С тех пор, если появляется в лесу какой-нибудь зверь, утверждающий, что он умеет жить, ему говорят: «Но не мешало бы тебе еще у волка поучиться».
Двенадцать поросят
В маленьком домике на краю большой лужи жили двенадцать поросят. Мама очень любила поросят и называла их зайчиками.
— Зайчики, обедать! — звала их мама, и поросята весело отвечали ей:
— Хрю! Хрю!
Мама занималась воспитанием зайчиков: не позволяла залезать в грязь, рыть землю и есть что попало…
А папа лежал в луже и ворчал:
— Что это за лужа? Теперь и грязи-то настоящей нет.
Мама каждый день любовалась своими зайчиками, и ей казалось, что и ушки у них длиннее становились, и шерстка пушистей.
— Правда же, — говорила мама, — они у нас совсем как зайчики?
— Очень похожи, — ворчал папа. — Времена пошли, хорошей свинье никакого уважения. Все хотят, чтобы дети у них были зайчиками да котиками.
— Беспокоюсь я за своих зайчиков, — говорила Свинья, — все ничего, а вот ушки что-то плохо растут.
— Не в ушах дело, — говорил папа. — Зайцу, если он заяц, хоть вовсе уши отрежь, он останется зайцем.
Приходила в гости к Свинье соседка Лошадь, приводила своего котика.
— Какой у тебя славный котик, и мурлычет как настоящий, — говорила Свинья.

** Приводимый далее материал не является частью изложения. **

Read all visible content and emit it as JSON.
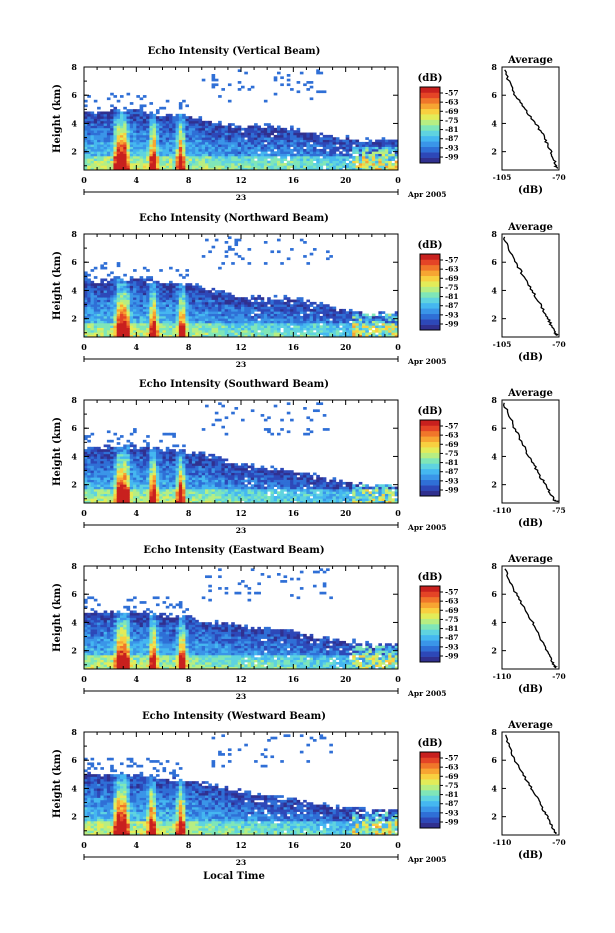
{
  "xlabel": "Local Time",
  "date_label": "Apr 2005",
  "day_label": "23",
  "x_ticks": [
    "0",
    "4",
    "8",
    "12",
    "16",
    "20",
    "0"
  ],
  "y_ticks": [
    "2",
    "4",
    "6",
    "8"
  ],
  "units_label": "(dB)",
  "colorbar_ticks": [
    "-57",
    "-63",
    "-69",
    "-75",
    "-81",
    "-87",
    "-93",
    "-99"
  ],
  "colors": {
    "scale": [
      "#30308f",
      "#2d48b8",
      "#2f6fd6",
      "#3a95e8",
      "#45b7f0",
      "#5fd3e0",
      "#7fe6b8",
      "#b7ee82",
      "#e3ec58",
      "#f8d040",
      "#f7a532",
      "#f0762a",
      "#e44426",
      "#c8201e"
    ]
  },
  "panels": [
    {
      "title": "Echo Intensity (Vertical Beam)",
      "ylabel": "Height (km)",
      "avg_title": "Average",
      "avg_xlabel": "(dB)",
      "avg_xticks": [
        "-105",
        "-70"
      ]
    },
    {
      "title": "Echo Intensity (Northward Beam)",
      "ylabel": "Height (km)",
      "avg_title": "Average",
      "avg_xlabel": "(dB)",
      "avg_xticks": [
        "-105",
        "-70"
      ]
    },
    {
      "title": "Echo Intensity (Southward Beam)",
      "ylabel": "Height (km)",
      "avg_title": "Average",
      "avg_xlabel": "(dB)",
      "avg_xticks": [
        "-110",
        "-75"
      ]
    },
    {
      "title": "Echo Intensity (Eastward Beam)",
      "ylabel": "Height (km)",
      "avg_title": "Average",
      "avg_xlabel": "(dB)",
      "avg_xticks": [
        "-110",
        "-70"
      ]
    },
    {
      "title": "Echo Intensity (Westward Beam)",
      "ylabel": "Height (km)",
      "avg_title": "Average",
      "avg_xlabel": "(dB)",
      "avg_xticks": [
        "-110",
        "-70"
      ]
    }
  ],
  "chart_data": [
    {
      "type": "heatmap",
      "title": "Echo Intensity (Vertical Beam)",
      "xlabel": "",
      "ylabel": "Height (km)",
      "xlim": [
        0,
        24
      ],
      "ylim": [
        0.7,
        8
      ],
      "clim": [
        -99,
        -57
      ],
      "echo_top_km": [
        {
          "t": 0,
          "h": 4.8
        },
        {
          "t": 2,
          "h": 5.0
        },
        {
          "t": 4,
          "h": 5.0
        },
        {
          "t": 6,
          "h": 4.6
        },
        {
          "t": 8,
          "h": 4.6
        },
        {
          "t": 10,
          "h": 4.1
        },
        {
          "t": 12,
          "h": 3.8
        },
        {
          "t": 14,
          "h": 3.8
        },
        {
          "t": 16,
          "h": 3.6
        },
        {
          "t": 18,
          "h": 3.2
        },
        {
          "t": 20,
          "h": 3.0
        },
        {
          "t": 22,
          "h": 2.8
        },
        {
          "t": 24,
          "h": 2.8
        }
      ],
      "convective_peaks_hours": [
        2.6,
        3.1,
        5.3,
        7.4
      ]
    },
    {
      "type": "line",
      "title": "Average",
      "xlabel": "(dB)",
      "ylabel": "",
      "xlim": [
        -105,
        -70
      ],
      "ylim": [
        0.7,
        8
      ],
      "x": [
        -103,
        -101,
        -98,
        -94,
        -90,
        -86,
        -82,
        -79,
        -77,
        -75,
        -73,
        -72,
        -71
      ],
      "y": [
        7.8,
        7.0,
        6.2,
        5.5,
        4.9,
        4.2,
        3.6,
        3.0,
        2.5,
        2.0,
        1.5,
        1.0,
        0.8
      ]
    },
    {
      "type": "heatmap",
      "title": "Echo Intensity (Northward Beam)",
      "xlabel": "",
      "ylabel": "Height (km)",
      "xlim": [
        0,
        24
      ],
      "ylim": [
        0.7,
        8
      ],
      "clim": [
        -99,
        -57
      ],
      "echo_top_km": [
        {
          "t": 0,
          "h": 4.6
        },
        {
          "t": 2,
          "h": 4.8
        },
        {
          "t": 4,
          "h": 4.8
        },
        {
          "t": 6,
          "h": 4.6
        },
        {
          "t": 8,
          "h": 4.4
        },
        {
          "t": 10,
          "h": 4.0
        },
        {
          "t": 12,
          "h": 3.6
        },
        {
          "t": 14,
          "h": 3.5
        },
        {
          "t": 16,
          "h": 3.4
        },
        {
          "t": 18,
          "h": 3.1
        },
        {
          "t": 20,
          "h": 2.6
        },
        {
          "t": 22,
          "h": 2.4
        },
        {
          "t": 24,
          "h": 2.4
        }
      ],
      "convective_peaks_hours": [
        2.7,
        3.2,
        5.3,
        7.5
      ]
    },
    {
      "type": "line",
      "title": "Average",
      "xlabel": "(dB)",
      "ylabel": "",
      "xlim": [
        -105,
        -70
      ],
      "ylim": [
        0.7,
        8
      ],
      "x": [
        -104,
        -101,
        -98,
        -94,
        -91,
        -87,
        -84,
        -81,
        -78,
        -76,
        -74,
        -72,
        -71
      ],
      "y": [
        7.8,
        7.0,
        6.2,
        5.5,
        4.8,
        4.1,
        3.5,
        2.9,
        2.3,
        1.8,
        1.3,
        0.9,
        0.8
      ]
    },
    {
      "type": "heatmap",
      "title": "Echo Intensity (Southward Beam)",
      "xlabel": "",
      "ylabel": "Height (km)",
      "xlim": [
        0,
        24
      ],
      "ylim": [
        0.7,
        8
      ],
      "clim": [
        -99,
        -57
      ],
      "echo_top_km": [
        {
          "t": 0,
          "h": 4.6
        },
        {
          "t": 2,
          "h": 4.7
        },
        {
          "t": 4,
          "h": 4.8
        },
        {
          "t": 6,
          "h": 4.5
        },
        {
          "t": 8,
          "h": 4.4
        },
        {
          "t": 10,
          "h": 4.0
        },
        {
          "t": 12,
          "h": 3.4
        },
        {
          "t": 14,
          "h": 3.2
        },
        {
          "t": 16,
          "h": 3.0
        },
        {
          "t": 18,
          "h": 2.6
        },
        {
          "t": 20,
          "h": 2.2
        },
        {
          "t": 22,
          "h": 2.0
        },
        {
          "t": 24,
          "h": 2.0
        }
      ],
      "convective_peaks_hours": [
        2.7,
        3.2,
        5.3,
        7.4
      ]
    },
    {
      "type": "line",
      "title": "Average",
      "xlabel": "(dB)",
      "ylabel": "",
      "xlim": [
        -110,
        -75
      ],
      "ylim": [
        0.7,
        8
      ],
      "x": [
        -109,
        -106,
        -103,
        -100,
        -97,
        -94,
        -91,
        -88,
        -85,
        -82,
        -80,
        -78,
        -76
      ],
      "y": [
        7.8,
        7.0,
        6.2,
        5.5,
        4.8,
        4.1,
        3.5,
        2.9,
        2.3,
        1.8,
        1.3,
        0.9,
        0.8
      ]
    },
    {
      "type": "heatmap",
      "title": "Echo Intensity (Eastward Beam)",
      "xlabel": "",
      "ylabel": "Height (km)",
      "xlim": [
        0,
        24
      ],
      "ylim": [
        0.7,
        8
      ],
      "clim": [
        -99,
        -57
      ],
      "echo_top_km": [
        {
          "t": 0,
          "h": 4.8
        },
        {
          "t": 2,
          "h": 4.8
        },
        {
          "t": 4,
          "h": 4.8
        },
        {
          "t": 6,
          "h": 4.6
        },
        {
          "t": 8,
          "h": 4.4
        },
        {
          "t": 10,
          "h": 4.1
        },
        {
          "t": 12,
          "h": 3.8
        },
        {
          "t": 14,
          "h": 3.6
        },
        {
          "t": 16,
          "h": 3.4
        },
        {
          "t": 18,
          "h": 3.0
        },
        {
          "t": 20,
          "h": 2.7
        },
        {
          "t": 22,
          "h": 2.4
        },
        {
          "t": 24,
          "h": 2.4
        }
      ],
      "convective_peaks_hours": [
        2.7,
        3.2,
        5.3,
        7.5
      ]
    },
    {
      "type": "line",
      "title": "Average",
      "xlabel": "(dB)",
      "ylabel": "",
      "xlim": [
        -110,
        -70
      ],
      "ylim": [
        0.7,
        8
      ],
      "x": [
        -108,
        -105,
        -101,
        -97,
        -93,
        -89,
        -86,
        -83,
        -80,
        -77,
        -75,
        -73,
        -72
      ],
      "y": [
        7.8,
        7.0,
        6.2,
        5.5,
        4.8,
        4.1,
        3.5,
        2.9,
        2.3,
        1.8,
        1.3,
        0.9,
        0.8
      ]
    },
    {
      "type": "heatmap",
      "title": "Echo Intensity (Westward Beam)",
      "xlabel": "",
      "ylabel": "Height (km)",
      "xlim": [
        0,
        24
      ],
      "ylim": [
        0.7,
        8
      ],
      "clim": [
        -99,
        -57
      ],
      "echo_top_km": [
        {
          "t": 0,
          "h": 5.0
        },
        {
          "t": 2,
          "h": 5.0
        },
        {
          "t": 4,
          "h": 5.0
        },
        {
          "t": 6,
          "h": 4.8
        },
        {
          "t": 8,
          "h": 4.6
        },
        {
          "t": 10,
          "h": 4.2
        },
        {
          "t": 12,
          "h": 3.8
        },
        {
          "t": 14,
          "h": 3.5
        },
        {
          "t": 16,
          "h": 3.2
        },
        {
          "t": 18,
          "h": 2.9
        },
        {
          "t": 20,
          "h": 2.6
        },
        {
          "t": 22,
          "h": 2.5
        },
        {
          "t": 24,
          "h": 2.5
        }
      ],
      "convective_peaks_hours": [
        2.6,
        3.1,
        5.2,
        7.4
      ]
    },
    {
      "type": "line",
      "title": "Average",
      "xlabel": "(dB)",
      "ylabel": "",
      "xlim": [
        -110,
        -70
      ],
      "ylim": [
        0.7,
        8
      ],
      "x": [
        -108,
        -105,
        -102,
        -98,
        -94,
        -90,
        -86,
        -83,
        -80,
        -77,
        -75,
        -73,
        -72
      ],
      "y": [
        7.8,
        7.0,
        6.2,
        5.5,
        4.8,
        4.1,
        3.5,
        2.9,
        2.3,
        1.8,
        1.3,
        0.9,
        0.8
      ]
    }
  ]
}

— А у тебя вылитые зайчики, — говорила Лошадь, — только голенькие, но это ничего. С зайца хоть шкуру сними, он останется зайцем.
Мама никогда не позволяла зайчикам рыться в земле.
И, несмотря на это, у зайчиков выросли пятачки.
— Как вам не стыдно ходить с такими пятачками? — говорила мама. — Ведь вы же зайчики.